食糧を買い求めに糧穀販売所を訪れる住民たち。「ヨンプン糧穀販売所」という看板が見える。2024年10月、両江道恵山を中国側から撮影(アジアプレス)

最近、咸鏡北道(ハムギョンプクド)羅先市を通じて流入したロシア産小麦粉が、咸鏡北道と両江道(リャンガンド)で安定的に供給されていることが確認された。北朝鮮最大の銅鉱山である恵山鉱山にも小麦粉が供給されており、一般住民は食糧専売店の「糧穀販売所」で世帯当たり5~10キロを購入できるという。 (チョン・ソンジュン/カン・ジウォン)

◆恵山鉱山に供給、一般住民も10キロまで購入可

両江道に居住するアジアプレスの協力者A氏は、6月初め、現地の状況を次のように伝えた。

「最近、恵山鉱山にロシア産小麦粉が供給されました。『糧穀販売所』でも小麦粉の販売があり、1キロ当たり9000ウォンで、1世帯10キロまで購入可能だ」
※北朝鮮1000ウォンは、約5.2円。白米1キロは1万1250ウォン(いずれも6月初時点)。国営企業の一般労働者の平均労賃は3万5000ウォン程度。

恵山鉱山は北朝鮮最大の銅鉱山だ。こうした大規模な国営企業にまで、従業員配給用としてロシア産小麦粉が供給されているということは、相当な規模の食糧がロシアから流入していることが推察される。

◆「糧穀販売所」で販売も…住民は現金がなく取引低調

咸鏡北道の協力者B氏も6月初旬、ロシア産小麦粉の流通について具体的に伝えてきた。

「『糧穀販売所』で、羅先を通じて入ってきたロシア産小麦粉が週1回販売されている。世帯あたり5キロずつ購入できるが、用途を明らかにすれば20~30キロ購入することも可能だ。国営企業には『労補物資』として、中国産トウモロコシやロシア産小麦粉が支給されている」
※労補物資:国家が配給や賃金とは別に労働者に追加で支給する食糧や酒、タバコなどのこと。

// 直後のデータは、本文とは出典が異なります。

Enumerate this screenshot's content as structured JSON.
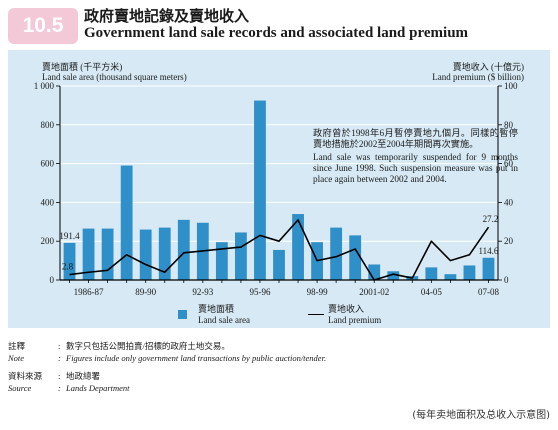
{
  "badge": "10.5",
  "title_cn": "政府賣地記錄及賣地收入",
  "title_en": "Government land sale records and associated land premium",
  "left_axis": {
    "label_cn": "賣地面積 (千平方米)",
    "label_en": "Land sale area (thousand square meters)"
  },
  "right_axis": {
    "label_cn": "賣地收入 (十億元)",
    "label_en": "Land premium ($ billion)"
  },
  "annotation": {
    "cn": "政府曾於1998年6月暫停賣地九個月。同樣的暫停賣地措施於2002至2004年期間再次實施。",
    "en": "Land sale was temporarily suspended for 9 months since June 1998. Such suspension measure was put in place again between 2002 and 2004."
  },
  "legend": {
    "bar_cn": "賣地面積",
    "bar_en": "Land sale area",
    "line_cn": "賣地收入",
    "line_en": "Land premium"
  },
  "notes": {
    "note_label_cn": "註釋",
    "note_text_cn": "數字只包括公開拍賣/招標的政府土地交易。",
    "note_label_en": "Note",
    "note_text_en": "Figures include only government land transactions by public auction/tender.",
    "source_label_cn": "資料來源",
    "source_text_cn": "地政總署",
    "source_label_en": "Source",
    "source_text_en": "Lands Department"
  },
  "caption": "(每年卖地面积及总收入示意图)",
  "colors": {
    "bar": "#2f8fc8",
    "line": "#000000",
    "panel": "#d6e9f4",
    "badge": "#f3c9d8"
  },
  "chart_data": {
    "type": "bar",
    "categories": [
      "1985-86",
      "1986-87",
      "1987-88",
      "1988-89",
      "1989-90",
      "1990-91",
      "1991-92",
      "1992-93",
      "1993-94",
      "1994-95",
      "1995-96",
      "1996-97",
      "1997-98",
      "1998-99",
      "1999-2000",
      "2000-01",
      "2001-02",
      "2002-03",
      "2003-04",
      "2004-05",
      "2005-06",
      "2006-07",
      "2007-08"
    ],
    "tick_labels": [
      "1986-87",
      "89-90",
      "92-93",
      "95-96",
      "98-99",
      "2001-02",
      "04-05",
      "07-08"
    ],
    "tick_label_categories": [
      "1986-87",
      "1989-90",
      "1992-93",
      "1995-96",
      "1998-99",
      "2001-02",
      "2004-05",
      "2007-08"
    ],
    "series": [
      {
        "name": "Land sale area",
        "axis": "left",
        "type": "bar",
        "values": [
          191.4,
          265,
          265,
          590,
          260,
          270,
          310,
          295,
          195,
          245,
          925,
          155,
          340,
          195,
          270,
          230,
          80,
          45,
          20,
          65,
          30,
          75,
          114.6
        ]
      },
      {
        "name": "Land premium",
        "axis": "right",
        "type": "line",
        "values": [
          2.8,
          4,
          5,
          13,
          8,
          4,
          14,
          15,
          16,
          17,
          23,
          20,
          31,
          10,
          12,
          16,
          0,
          3,
          1,
          20,
          10,
          13,
          27.2
        ]
      }
    ],
    "data_labels": [
      {
        "category": "1985-86",
        "series": "Land sale area",
        "text": "191.4"
      },
      {
        "category": "1985-86",
        "series": "Land premium",
        "text": "2.8"
      },
      {
        "category": "2007-08",
        "series": "Land premium",
        "text": "27.2"
      },
      {
        "category": "2007-08",
        "series": "Land sale area",
        "text": "114.6"
      }
    ],
    "ylim_left": [
      0,
      1000
    ],
    "ylim_right": [
      0,
      100
    ],
    "yticks_left": [
      0,
      200,
      400,
      600,
      800,
      1000
    ],
    "yticks_right": [
      0,
      20,
      40,
      60,
      80,
      100
    ],
    "ytick_labels_left": [
      "0",
      "200",
      "400",
      "600",
      "800",
      "1 000"
    ],
    "grid": true,
    "legend_position": "bottom"
  }
}
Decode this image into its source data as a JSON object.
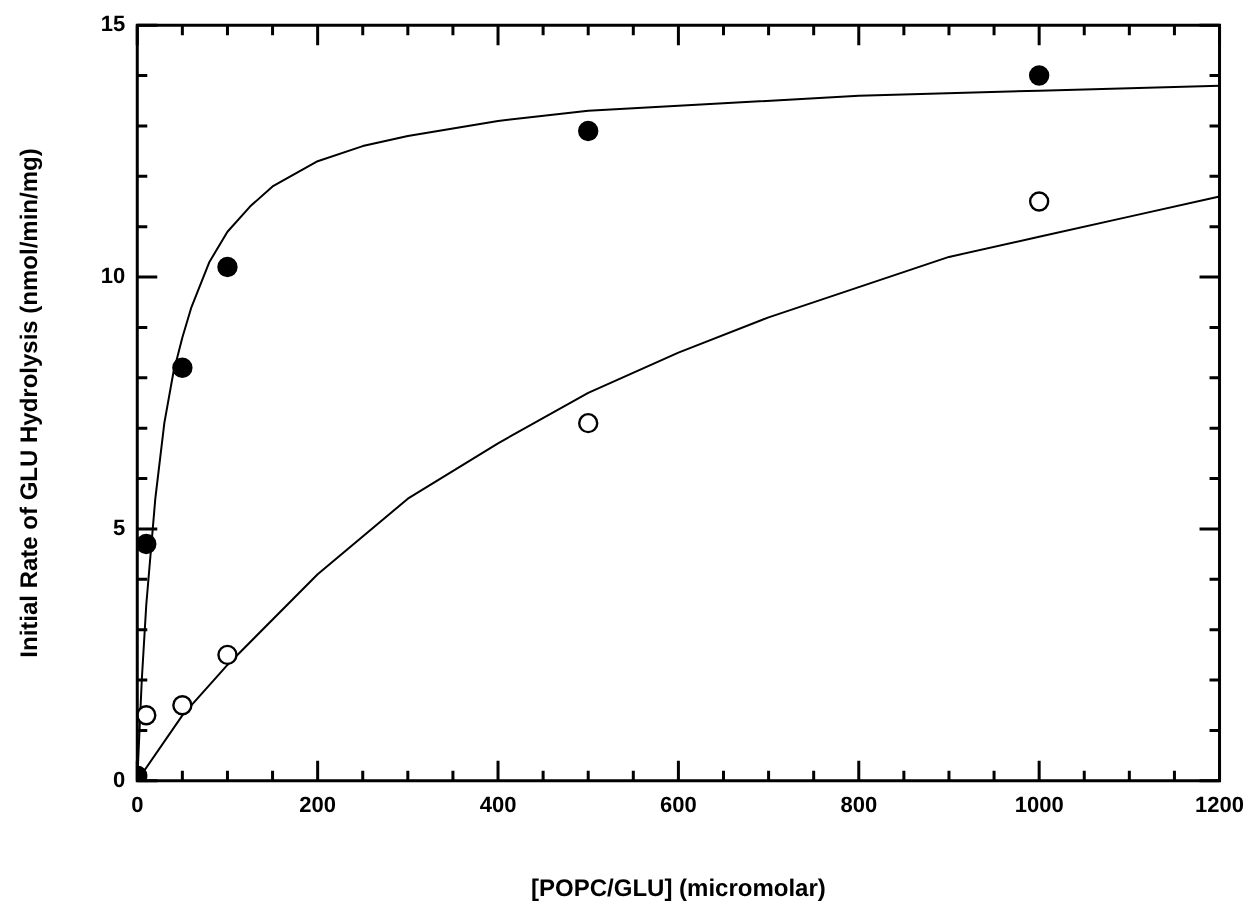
{
  "chart_data": {
    "type": "scatter",
    "xlabel": "[POPC/GLU] (micromolar)",
    "ylabel": "Initial Rate of GLU Hydrolysis (nmol/min/mg)",
    "xlim": [
      0,
      1200
    ],
    "ylim": [
      0,
      15
    ],
    "xticks": [
      0,
      {
        "value": 50,
        "label": null
      },
      {
        "value": 100,
        "label": null
      },
      {
        "value": 150,
        "label": null
      },
      200,
      {
        "value": 250,
        "label": null
      },
      {
        "value": 300,
        "label": null
      },
      {
        "value": 350,
        "label": null
      },
      400,
      {
        "value": 450,
        "label": null
      },
      {
        "value": 500,
        "label": null
      },
      {
        "value": 550,
        "label": null
      },
      600,
      {
        "value": 650,
        "label": null
      },
      {
        "value": 700,
        "label": null
      },
      {
        "value": 750,
        "label": null
      },
      800,
      {
        "value": 850,
        "label": null
      },
      {
        "value": 900,
        "label": null
      },
      {
        "value": 950,
        "label": null
      },
      1000,
      {
        "value": 1050,
        "label": null
      },
      {
        "value": 1100,
        "label": null
      },
      {
        "value": 1150,
        "label": null
      },
      1200
    ],
    "yticks": [
      0,
      {
        "value": 1,
        "label": null
      },
      {
        "value": 2,
        "label": null
      },
      {
        "value": 3,
        "label": null
      },
      {
        "value": 4,
        "label": null
      },
      5,
      {
        "value": 6,
        "label": null
      },
      {
        "value": 7,
        "label": null
      },
      {
        "value": 8,
        "label": null
      },
      {
        "value": 9,
        "label": null
      },
      10,
      {
        "value": 11,
        "label": null
      },
      {
        "value": 12,
        "label": null
      },
      {
        "value": 13,
        "label": null
      },
      {
        "value": 14,
        "label": null
      },
      15
    ],
    "grid": false,
    "legend": false,
    "series": [
      {
        "type": "line",
        "color": "#000000",
        "marker": "none",
        "x": [
          0,
          5,
          10,
          20,
          30,
          40,
          50,
          60,
          80,
          100,
          125,
          150,
          200,
          250,
          300,
          400,
          500,
          600,
          800,
          1000,
          1200
        ],
        "values": [
          0,
          2.0,
          3.5,
          5.6,
          7.1,
          8.1,
          8.8,
          9.4,
          10.3,
          10.9,
          11.4,
          11.8,
          12.3,
          12.6,
          12.8,
          13.1,
          13.3,
          13.4,
          13.6,
          13.7,
          13.8
        ]
      },
      {
        "type": "line",
        "color": "#000000",
        "marker": "none",
        "x": [
          0,
          50,
          100,
          200,
          300,
          400,
          500,
          600,
          700,
          800,
          900,
          1000,
          1100,
          1200
        ],
        "values": [
          0,
          1.3,
          2.3,
          4.1,
          5.6,
          6.7,
          7.7,
          8.5,
          9.2,
          9.8,
          10.4,
          10.8,
          11.2,
          11.6
        ]
      },
      {
        "color": "#000000",
        "marker": "circle",
        "x": [
          0,
          10,
          50,
          100,
          500,
          1000
        ],
        "values": [
          0.1,
          4.7,
          8.2,
          10.2,
          12.9,
          14.0
        ]
      },
      {
        "color": "#ffffff",
        "marker": "circle",
        "x": [
          10,
          50,
          100,
          500,
          1000
        ],
        "values": [
          1.3,
          1.5,
          2.5,
          7.1,
          11.5
        ]
      }
    ]
  }
}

しかし、一般住民の多くは現金収入が乏しく、「糧穀販売所」へ小麦粉が入ってきても、高くて実際に買うのは容易ではないという。

◆絶糧世帯には無償支援、パンを生産して優先供給

B氏によると、ロシア産小麦粉は「脆弱世帯」などへの無償支給が始まったという。

「『糧穀販売所』で(住民に金がなくて)小麦粉が売れないため、工場でパンに加工し、『絶糧世帯』や高齢者、栄誉軍人(傷痍軍人)、教員などの優遇対象に無償で供給されることもある。特に『絶糧世帯』へは、人民班長と洞事務所が確認した上で、月約5キロの無償支援が行われている」

※食べ物も、それを買うお金も底をついた家庭のことを「絶糧世帯」と呼ぶ。

北朝鮮はウクライナに侵攻するロシアへ、弾薬やミサイルなどの大量の武器を提供してきた。さらに、昨年末からは軍部隊を派遣して参戦している。北朝鮮国内で流通しているロシア産小麦粉は、このような軍事支援の対価である可能性が高いだろう。

北朝鮮の食糧事情に一定の助けにはなっているのは間違いないが、一般住民の窮乏の主原因は現金収入が乏しいことだ。ロシア産の小麦粉の流入が、住民生活の助けになるかは未知数だ。

※アジアプレスでは中国の携帯電話を北朝鮮に搬入して連絡を取り合っている。